Créditos tributários esquecidos: a janela que pode fechar no ano que vem
Na reta final do episódio, levantamos uma pergunta que mexe com o bolso de qualquer rotomoldador: até quando dá para recuperar créditos de ICMS e outros impostos pagos a mais? Mostramos o caso real de uma transportadora que reduziu em mais de quatrocentos mil reais o valor pago por trimestre depois de uma análise criteriosa, e reforçamos a urgência de agir agora, já que as regras podem mudar a partir do próximo ano, limitando os retroativos.
O erro que fazia pedidos sumirem: etiqueta, kanban e a resposta que não é software
A conversa parte de um problema clássico no chão de fábrica: o pedido some, ninguém sabe se foi produzido, se está no acabamento ou se já saiu, e a culpa cai na produção. A gente revela como a falta de comunicação e de um processo visual — não de software — causava perdas e retrabalho. A solução veio de algo simples e elegante: numerar e etiquetar cada peça, criando um kanban físico que dava visão total do status, e lembramos que, como engenheiros de software, sabemos que é o processo que resolve, não a ferramenta.

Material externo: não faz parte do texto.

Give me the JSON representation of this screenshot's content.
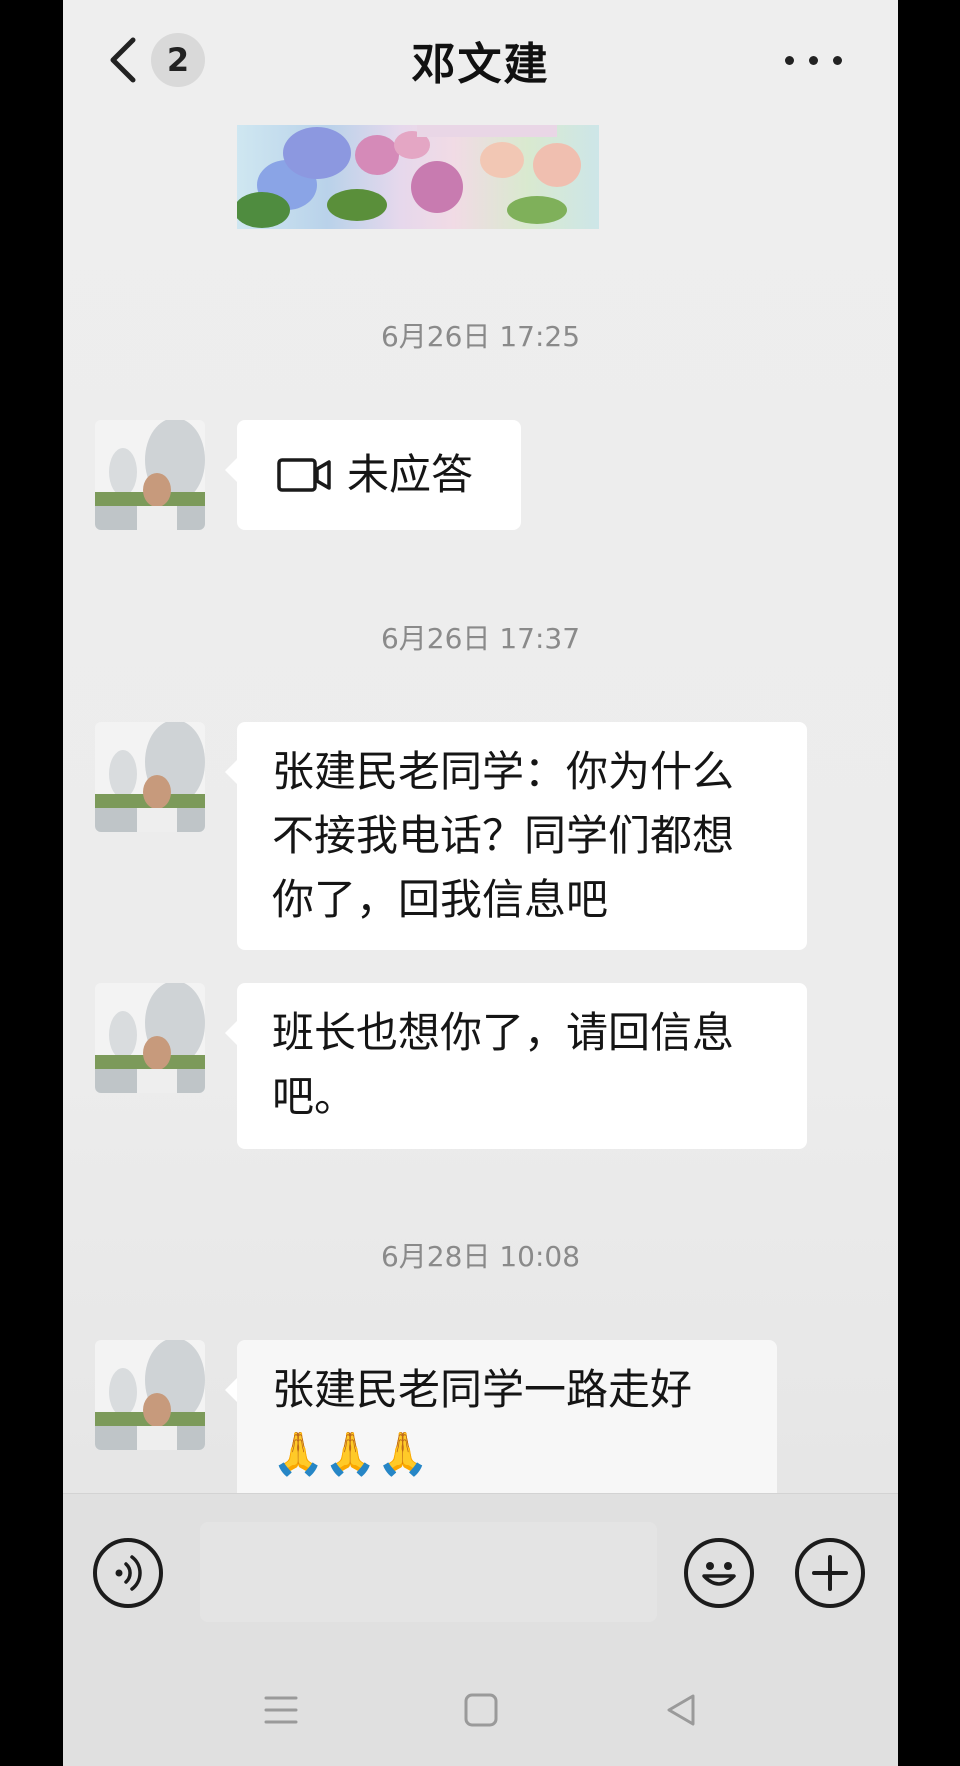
{
  "header": {
    "title": "邓文建",
    "unread_count": "2",
    "back_icon": "chevron-left-icon",
    "more_icon": "more-horizontal-icon"
  },
  "messages": [
    {
      "type": "image",
      "sender": "邓文建",
      "description": "flowers-greeting-image"
    },
    {
      "type": "timestamp",
      "text": "6月26日 17:25"
    },
    {
      "type": "video-call",
      "sender": "邓文建",
      "icon": "video-camera-icon",
      "text": "未应答"
    },
    {
      "type": "timestamp",
      "text": "6月26日 17:37"
    },
    {
      "type": "text",
      "sender": "邓文建",
      "lines": [
        "张建民老同学：你为什么",
        "不接我电话？同学们都想",
        "你了，回我信息吧"
      ]
    },
    {
      "type": "text",
      "sender": "邓文建",
      "lines": [
        "班长也想你了，请回信息",
        "吧。"
      ]
    },
    {
      "type": "timestamp",
      "text": "6月28日 10:08"
    },
    {
      "type": "text",
      "sender": "邓文建",
      "lines": [
        "张建民老同学一路走好",
        "🙏🙏🙏"
      ]
    }
  ],
  "input_bar": {
    "voice_icon": "voice-icon",
    "emoji_icon": "emoji-icon",
    "add_icon": "plus-icon"
  },
  "nav": {
    "menu_icon": "menu-icon",
    "home_icon": "home-square-icon",
    "back_icon": "triangle-back-icon"
  },
  "colors": {
    "bubble": "#ffffff",
    "background": "#ececec",
    "timestamp": "#8a8a8a"
  }
}
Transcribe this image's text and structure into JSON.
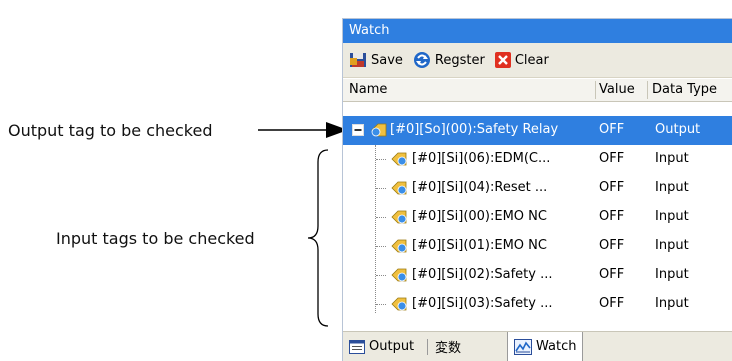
{
  "annotations": {
    "output_label": "Output tag to be checked",
    "input_label": "Input tags to be checked"
  },
  "window": {
    "title": "Watch"
  },
  "toolbar": {
    "save_label": "Save",
    "register_label": "Regster",
    "clear_label": "Clear"
  },
  "columns": {
    "name": "Name",
    "value": "Value",
    "data_type": "Data Type"
  },
  "rows": [
    {
      "name": "[#0][So](00):Safety Relay",
      "value": "OFF",
      "type": "Output"
    },
    {
      "name": "[#0][Si](06):EDM(C...",
      "value": "OFF",
      "type": "Input"
    },
    {
      "name": "[#0][Si](04):Reset ...",
      "value": "OFF",
      "type": "Input"
    },
    {
      "name": "[#0][Si](00):EMO NC",
      "value": "OFF",
      "type": "Input"
    },
    {
      "name": "[#0][Si](01):EMO NC",
      "value": "OFF",
      "type": "Input"
    },
    {
      "name": "[#0][Si](02):Safety ...",
      "value": "OFF",
      "type": "Input"
    },
    {
      "name": "[#0][Si](03):Safety ...",
      "value": "OFF",
      "type": "Input"
    }
  ],
  "tabs": {
    "output": "Output",
    "variables": "変数",
    "watch": "Watch"
  },
  "colors": {
    "accent": "#2f7fe0",
    "clear_icon": "#e03020",
    "toolbar": "#eceae0"
  }
}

Antes de comprar um software, descubra se o seu processo funciona no papel
Compramos sistemas esperando que eles organizem nossa produção, mas o caminho mais inteligente é o oposto: primeiro validamos o processo no chão de fábrica, como falamos ao comparar frameworks como Kanban e POP — e só depois procuramos a automação que atenda aquele fluxo, e não o contrário. Contamos o caso de uma equipe que travou ao tentar adotar o Scrum na teoria, até perceber que não existe regra perfeita e que a solução foi misturar rituais e criar um modelo próprio que funcionasse na prática — porque, como lembramos, nada supera um processo vencedor, mesmo que ele nasça de uma pizzaria onde se passava pedido para frente por pura organização. O insight revela
Resumo gerado com IA a partir do episódio; algumas informações podem não estar 100% precisas em relação ao conteúdo original.